Bigger. The size system runs backwards: the smaller the number, the larger the capsule. Size 000 is the largest in common use (about 1.36 mL) and size 5 is the smallest (about 0.13 mL). When formulating you pick the smallest size that comfortably holds the fill, because smaller capsules are easier to swallow.
What is the difference between a hard capsule and a soft capsule?
A hard capsule is two pieces (a cap and a body that telescope together) and is filled with a powder, pellets or mini-tablets. A soft capsule, or softgel, is a single sealed piece made, filled and closed in one operation, and it holds a liquid, oily solution or semisolid dosed by volume.

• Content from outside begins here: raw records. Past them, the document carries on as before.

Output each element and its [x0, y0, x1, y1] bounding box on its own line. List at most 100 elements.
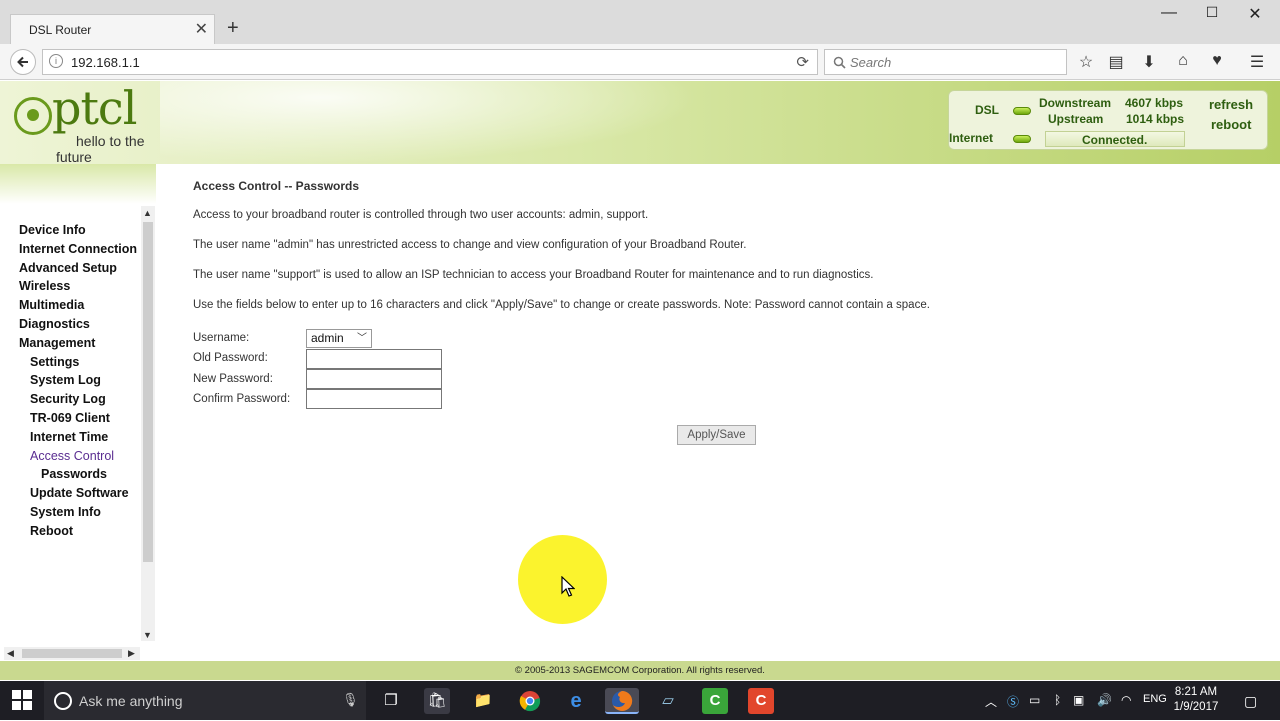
- sidebar-nav: Device Info Internet Connection Advanced…: [19, 221, 137, 541]
- nav-wireless[interactable]: Wireless: [19, 277, 137, 296]
- apply-save-button[interactable]: Apply/Save: [677, 425, 756, 445]
- page-title: Access Control -- Passwords: [193, 179, 360, 193]
- wifi-icon[interactable]: ◠: [1121, 693, 1131, 707]
- nav-diagnostics[interactable]: Diagnostics: [19, 315, 137, 334]
- reading-list-icon[interactable]: ▤: [1105, 52, 1127, 72]
- browser-nav-bar: i 192.168.1.1 ⟳ Search ☆ ▤ ⬇ ⌂ ♥ ☰: [0, 44, 1280, 80]
- camtasia-icon[interactable]: C: [702, 688, 728, 714]
- connection-state-bar: Connected.: [1045, 131, 1185, 147]
- scroll-left-icon[interactable]: ◀: [7, 648, 14, 659]
- logo-tagline-1: hello to the: [76, 133, 145, 149]
- nav-settings[interactable]: Settings: [30, 353, 137, 372]
- battery-icon[interactable]: ▣: [1073, 693, 1084, 707]
- nav-system-log[interactable]: System Log: [30, 371, 137, 390]
- username-value: admin: [311, 331, 344, 345]
- action-center-icon[interactable]: ▢: [1244, 693, 1257, 710]
- maximize-button[interactable]: ☐: [1197, 4, 1227, 21]
- nav-access-control[interactable]: Access Control: [30, 447, 137, 466]
- logo-word: ptcl: [52, 81, 137, 135]
- menu-icon[interactable]: ☰: [1246, 52, 1268, 72]
- task-view-icon[interactable]: ❐: [378, 688, 404, 714]
- browser-tab-strip: DSL Router ✕ + — ☐ ✕: [0, 0, 1280, 46]
- nav-update-software[interactable]: Update Software: [30, 484, 137, 503]
- nav-management[interactable]: Management: [19, 334, 137, 353]
- support-paragraph: The user name "support" is used to allow…: [193, 269, 874, 281]
- address-bar[interactable]: i 192.168.1.1 ⟳: [42, 49, 818, 75]
- firefox-icon[interactable]: [605, 688, 639, 714]
- connection-state: Connected.: [1082, 133, 1148, 147]
- browser-tab[interactable]: DSL Router ✕: [10, 14, 215, 46]
- nav-reboot[interactable]: Reboot: [30, 522, 137, 541]
- downloads-icon[interactable]: ⬇: [1138, 52, 1160, 72]
- refresh-link[interactable]: refresh: [1209, 97, 1253, 112]
- file-explorer-icon[interactable]: 📁: [470, 688, 496, 714]
- sidebar-gradient: [0, 164, 156, 204]
- tab-close-icon[interactable]: ✕: [195, 19, 208, 39]
- system-clock[interactable]: 8:21 AM 1/9/2017: [1171, 685, 1221, 715]
- dsl-label: DSL: [975, 103, 999, 117]
- vertical-scroll-thumb[interactable]: [143, 222, 153, 562]
- reload-icon[interactable]: ⟳: [796, 53, 809, 71]
- network-device-icon[interactable]: ▭: [1029, 693, 1040, 707]
- minimize-button[interactable]: —: [1154, 4, 1184, 22]
- new-tab-button[interactable]: +: [227, 17, 239, 40]
- home-icon[interactable]: ⌂: [1172, 52, 1194, 70]
- nav-internet-connection[interactable]: Internet Connection: [19, 240, 137, 259]
- back-button[interactable]: [10, 49, 36, 75]
- back-arrow-icon: [17, 56, 28, 68]
- mouse-pointer-icon: [561, 576, 575, 597]
- internet-label: Internet: [949, 131, 994, 145]
- search-bar[interactable]: Search: [824, 49, 1067, 75]
- old-password-field[interactable]: [306, 349, 442, 369]
- username-label: Username:: [193, 332, 250, 344]
- notes-app-icon[interactable]: ▱: [655, 688, 681, 714]
- start-button[interactable]: [12, 690, 32, 710]
- tab-title: DSL Router: [29, 23, 92, 37]
- nav-system-info[interactable]: System Info: [30, 503, 137, 522]
- horizontal-scroll-thumb[interactable]: [22, 649, 122, 658]
- internet-led-icon: [1013, 135, 1031, 143]
- edge-icon[interactable]: e: [563, 688, 589, 714]
- volume-icon[interactable]: 🔊: [1097, 693, 1112, 707]
- scroll-right-icon[interactable]: ▶: [128, 648, 135, 659]
- microphone-icon[interactable]: 🎙: [342, 692, 359, 708]
- language-indicator[interactable]: ENG: [1143, 693, 1167, 705]
- nav-advanced-setup[interactable]: Advanced Setup: [19, 259, 137, 278]
- username-select[interactable]: admin ﹀: [306, 329, 372, 348]
- show-hidden-icons-icon[interactable]: ︿: [985, 693, 997, 710]
- close-window-button[interactable]: ✕: [1240, 4, 1270, 24]
- cortana-icon: [54, 692, 72, 710]
- scroll-up-icon[interactable]: ▲: [143, 208, 152, 218]
- sidebar-vertical-scrollbar[interactable]: ▲ ▼: [141, 206, 155, 641]
- clock-time: 8:21 AM: [1174, 686, 1218, 698]
- search-icon: [833, 56, 846, 69]
- site-info-icon[interactable]: i: [49, 54, 63, 68]
- chrome-icon[interactable]: [517, 688, 543, 714]
- recorder-icon[interactable]: C: [748, 688, 774, 714]
- sidebar-horizontal-scrollbar[interactable]: ◀ ▶: [4, 647, 140, 660]
- nav-device-info[interactable]: Device Info: [19, 221, 137, 240]
- confirm-password-field[interactable]: [306, 389, 442, 409]
- pocket-icon[interactable]: ♥: [1206, 52, 1228, 70]
- cortana-search-input[interactable]: Ask me anything: [79, 693, 183, 709]
- nav-passwords[interactable]: Passwords: [41, 465, 137, 484]
- logo-tagline-2: future: [56, 149, 92, 165]
- nav-internet-time[interactable]: Internet Time: [30, 428, 137, 447]
- nav-security-log[interactable]: Security Log: [30, 390, 137, 409]
- nav-tr069-client[interactable]: TR-069 Client: [30, 409, 137, 428]
- confirm-password-label: Confirm Password:: [193, 393, 291, 405]
- search-input[interactable]: Search: [850, 55, 891, 70]
- upstream-value: 1014 kbps: [1126, 112, 1185, 126]
- new-password-field[interactable]: [306, 369, 442, 389]
- windows-logo-icon: [12, 690, 21, 699]
- scroll-down-icon[interactable]: ▼: [143, 630, 152, 640]
- bookmark-star-icon[interactable]: ☆: [1075, 52, 1097, 72]
- url-text[interactable]: 192.168.1.1: [71, 55, 140, 70]
- store-icon[interactable]: 🛍: [424, 688, 450, 714]
- cortana-search-box[interactable]: Ask me anything 🎙: [44, 681, 366, 720]
- reboot-link[interactable]: reboot: [1211, 117, 1251, 132]
- skype-tray-icon[interactable]: Ⓢ: [1007, 693, 1019, 710]
- nav-multimedia[interactable]: Multimedia: [19, 296, 137, 315]
- admin-paragraph: The user name "admin" has unrestricted a…: [193, 239, 747, 251]
- bluetooth-icon[interactable]: ᛒ: [1054, 693, 1061, 707]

Why is the gelatin shell sensitive to humidity?
The 13-16% w/v water bound in a gelatin shell acts as a plasticiser that keeps it flexible. At low relative humidity the shell dries out and becomes brittle, cracking or splitting; at high relative humidity it absorbs water, softens, distorts and sticks together. That is why capsules are stored in tightly closed containers away from humidity extremes.
When would you use an HPMC capsule instead of gelatin?
HPMC (hypromellose) keeps its strength at low humidity, so it is chosen for moisture-sensitive fills and for inhalation / dry-powder-inhaler (DPI) capsules that must stay crisp. It is also a vegetarian, animal-free option. Chitosan and modified starch are other plant-based alternatives.
How much extra powder do you weigh when compounding capsules?
Make an excess equivalent to 2 extra capsules: calculate every ingredient for N + 2 capsules, blend the powder by the method of doubling, then fill and supply only the N prescribed. The two extra capsules' worth of powder absorbs losses to the mortar, pestle and filling tray so each dispensed capsule is full.
Exam move
Memorise the capsule answer pattern and you can bank these marks fast. First, name the architecture in one line: hard = 2-piece, powder fill; soft = 1-piece, liquid fill. Second, lock the shell facts cold - gelatin from collagen, 13-16% moisture as plasticiser, brittle at low RH and distorts at high RH, HPMC for DPI/low-moisture - because these are pure recall. Third, never confuse the size ladder: drill "smaller number = bigger capsule" until it is automatic (000 biggest, 5 smallest), since the wording is deliberately counter-intuitive. Fourth, for any compounding calculation, write "make for N + 2" before touching numbers, multiply each ingredient by N+2, then state "blend by method of doubling, fill only N". Finally, keep capsule QC separate from tablet QC: capsules use uniformity of mass (<300 mg gives 10%, >=300 mg gives 7.5%) and content (85-115%), but have no hardness or friability test because there is no compressed compact.